LE VAGABOND, de Guy de Maupassant

Depuis quarante jours, il marchait, cherchant partout du travail. Il avait quitté son pays, Ville-Avaray, dans la Manche, parce que l’ouvrage manquait. Compagnon charpentier, âgé de vingt-sept ans, bon sujet, vaillant, il était resté pendant deux mois à la charge de sa famille, lui, fils aîné, n’ayant plus qu’à croiser ses bras vigoureux, dans le chômage général. Le pain devint rare dans la maison; les deux sœurs allaient en journée, mais gagnaient peu ; et lui, Jacques Randel, le plus fort, ne faisait rien parce qu’il n’avait rien à faire, et mangeait la soupe des autres.

Alors, il s’était informé à la mairie; et le secrétaire avait répondu qu’on trouvait à s’occuper dans le Centre.

Il était donc parti, muni de papiers et de certificats, avec sept francs dans sa poche et portant sur l’épaule, dans un mouchoir bleu attaché au bout de son bâton, une paire de souliers de rechange, une culotte et une chemise.

Et il avait marché sans repos, pendant les jours et les nuits, par les interminables routes, sous le soleil et sous les pluies, sans arriver jamais à ce pays mystérieux où les ouvriers trouvent de l’ouvrage.

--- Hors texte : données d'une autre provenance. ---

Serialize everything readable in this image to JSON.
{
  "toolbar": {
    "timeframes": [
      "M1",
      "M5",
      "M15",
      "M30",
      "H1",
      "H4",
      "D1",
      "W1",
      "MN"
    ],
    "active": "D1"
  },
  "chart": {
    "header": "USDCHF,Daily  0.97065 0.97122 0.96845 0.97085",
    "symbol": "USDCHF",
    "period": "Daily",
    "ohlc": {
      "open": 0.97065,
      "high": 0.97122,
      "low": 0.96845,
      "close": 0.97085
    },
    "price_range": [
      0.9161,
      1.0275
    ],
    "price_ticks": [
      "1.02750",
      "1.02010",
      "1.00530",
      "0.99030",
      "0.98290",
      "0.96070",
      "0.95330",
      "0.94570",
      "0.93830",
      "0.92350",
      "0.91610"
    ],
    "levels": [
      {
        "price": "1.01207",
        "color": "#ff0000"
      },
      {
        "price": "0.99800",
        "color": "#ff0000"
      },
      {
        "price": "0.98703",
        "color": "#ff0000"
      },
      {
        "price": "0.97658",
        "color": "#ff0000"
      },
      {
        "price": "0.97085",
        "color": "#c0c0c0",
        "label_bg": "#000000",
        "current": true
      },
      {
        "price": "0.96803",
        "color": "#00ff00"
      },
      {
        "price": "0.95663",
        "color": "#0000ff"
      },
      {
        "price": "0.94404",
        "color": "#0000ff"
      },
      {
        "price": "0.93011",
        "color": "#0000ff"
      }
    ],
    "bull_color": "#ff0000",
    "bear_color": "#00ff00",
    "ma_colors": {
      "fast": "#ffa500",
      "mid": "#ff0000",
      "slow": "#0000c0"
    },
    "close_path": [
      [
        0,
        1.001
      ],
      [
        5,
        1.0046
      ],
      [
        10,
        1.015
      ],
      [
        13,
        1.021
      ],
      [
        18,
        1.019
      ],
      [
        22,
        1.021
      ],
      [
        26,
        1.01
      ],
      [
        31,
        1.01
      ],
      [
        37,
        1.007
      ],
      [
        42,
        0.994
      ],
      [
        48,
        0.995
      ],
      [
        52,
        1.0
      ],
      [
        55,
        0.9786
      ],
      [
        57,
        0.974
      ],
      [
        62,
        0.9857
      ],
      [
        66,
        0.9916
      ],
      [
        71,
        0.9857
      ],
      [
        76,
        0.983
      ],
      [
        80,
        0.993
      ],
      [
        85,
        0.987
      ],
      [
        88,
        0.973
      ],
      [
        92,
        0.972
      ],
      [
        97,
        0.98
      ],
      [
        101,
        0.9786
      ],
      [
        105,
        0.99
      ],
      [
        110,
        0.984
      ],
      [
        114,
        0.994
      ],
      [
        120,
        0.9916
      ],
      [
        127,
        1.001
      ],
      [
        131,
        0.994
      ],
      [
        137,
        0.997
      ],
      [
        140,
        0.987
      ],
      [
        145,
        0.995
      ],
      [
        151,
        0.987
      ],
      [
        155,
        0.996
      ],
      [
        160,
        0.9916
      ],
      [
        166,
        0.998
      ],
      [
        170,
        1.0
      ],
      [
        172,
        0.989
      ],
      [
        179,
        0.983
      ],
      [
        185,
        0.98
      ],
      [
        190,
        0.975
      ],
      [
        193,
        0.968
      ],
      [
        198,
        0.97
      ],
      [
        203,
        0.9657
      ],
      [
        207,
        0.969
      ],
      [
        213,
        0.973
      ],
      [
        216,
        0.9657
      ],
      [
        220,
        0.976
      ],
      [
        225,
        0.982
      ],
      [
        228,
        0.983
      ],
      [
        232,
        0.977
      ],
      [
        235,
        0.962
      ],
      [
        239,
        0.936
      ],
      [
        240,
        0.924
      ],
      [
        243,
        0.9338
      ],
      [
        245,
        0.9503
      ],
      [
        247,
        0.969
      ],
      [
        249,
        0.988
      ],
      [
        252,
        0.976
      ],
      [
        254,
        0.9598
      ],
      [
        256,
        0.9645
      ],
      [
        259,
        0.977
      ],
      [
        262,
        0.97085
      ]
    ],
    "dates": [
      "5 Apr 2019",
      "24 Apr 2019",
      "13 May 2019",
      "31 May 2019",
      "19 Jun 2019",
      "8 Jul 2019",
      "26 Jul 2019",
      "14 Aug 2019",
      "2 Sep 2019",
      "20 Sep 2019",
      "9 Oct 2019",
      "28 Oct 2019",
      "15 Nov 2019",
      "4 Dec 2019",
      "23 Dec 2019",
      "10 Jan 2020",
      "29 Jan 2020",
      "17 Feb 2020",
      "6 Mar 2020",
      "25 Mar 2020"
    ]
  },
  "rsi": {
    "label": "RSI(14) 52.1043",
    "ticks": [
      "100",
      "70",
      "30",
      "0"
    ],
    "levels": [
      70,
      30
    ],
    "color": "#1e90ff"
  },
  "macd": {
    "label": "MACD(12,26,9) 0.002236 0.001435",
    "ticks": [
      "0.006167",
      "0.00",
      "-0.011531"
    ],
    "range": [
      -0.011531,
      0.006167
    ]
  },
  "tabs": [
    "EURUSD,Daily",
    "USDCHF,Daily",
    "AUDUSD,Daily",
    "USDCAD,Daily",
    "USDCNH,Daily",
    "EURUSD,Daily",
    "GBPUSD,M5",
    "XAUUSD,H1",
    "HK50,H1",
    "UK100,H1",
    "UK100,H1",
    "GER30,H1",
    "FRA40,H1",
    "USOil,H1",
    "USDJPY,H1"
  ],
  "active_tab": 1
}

Il s’entêta d’abord à cette idée qu’il ne devait travailler qu’à la charpente, puisqu’il était charpentier. Mais, dans tous les chantiers où il se présenta, on répondit qu’on venait de congédier des hommes, faute de commandes, et il se résolut, se trouvant à bout de ressources, à accomplir toutes les besognes qu’il rencontrerait sur son chemin.

Donc, il fut tour à tour terrassier, valet d’écurie, scieur de pierres ; il cassa du bois, ébrancha des arbres, creusa un puits, mêla du mortier, lia des fagots, garda des chèvres sur une montagne, tout cela moyennant quelques sous, car il n’obtenait, de temps en temps, deux ou trois jours de travail qu’en se proposant à vil prix, pour tenter l’avarice des patrons et des paysans.

Et maintenant, depuis une semaine, il ne trouvait plus rien, il n’avait plus rien et il mangeait un peu de pain, grâce à la charité des femmes qu’il implorait sur le seuil des portes, en passant le long des routes.

Le soir tombait, Jacques Randel harassé, les jambes brisées, le ventre vide, l’âme en détresse, marchait nu-pieds sur l’herbe au bord du chemin, car il ménageait sa dernière paire de souliers, l’autre n’existant plus depuis longtemps déjà.

C’était un samedi, vers la fin de l’automne. Les nuages gris roulaient dans le ciel, lourds et rapides, sous les poussées du vent qui sifflait dans les arbres. On sentait qu’il pleuvrait bientôt. La campagne était déserte, à cette tombée de jour, la veille d’un dimanche. De place en place, dans les champs, s’élevaient pareilles à des champignons jaunes, monstrueux, des meules de paille égrenées ; et les terres semblaient nues, étant ensemencées déjà pour l’autre année.

Randel avait faim, une faim de bête, une de ces faims qui jettent les loups sur les hommes. Exténué, il allongeait les jambes pour faire moins de pas, et, la tête pesante, le sang bourdonnant aux tempes, les yeux rouges, la bouche sèche, il serrait son bâton dans sa main avec l’envie vague de frapper à tour de bras sur le premier passant qu’il rencontrerait rentrant chez lui manger la soupe.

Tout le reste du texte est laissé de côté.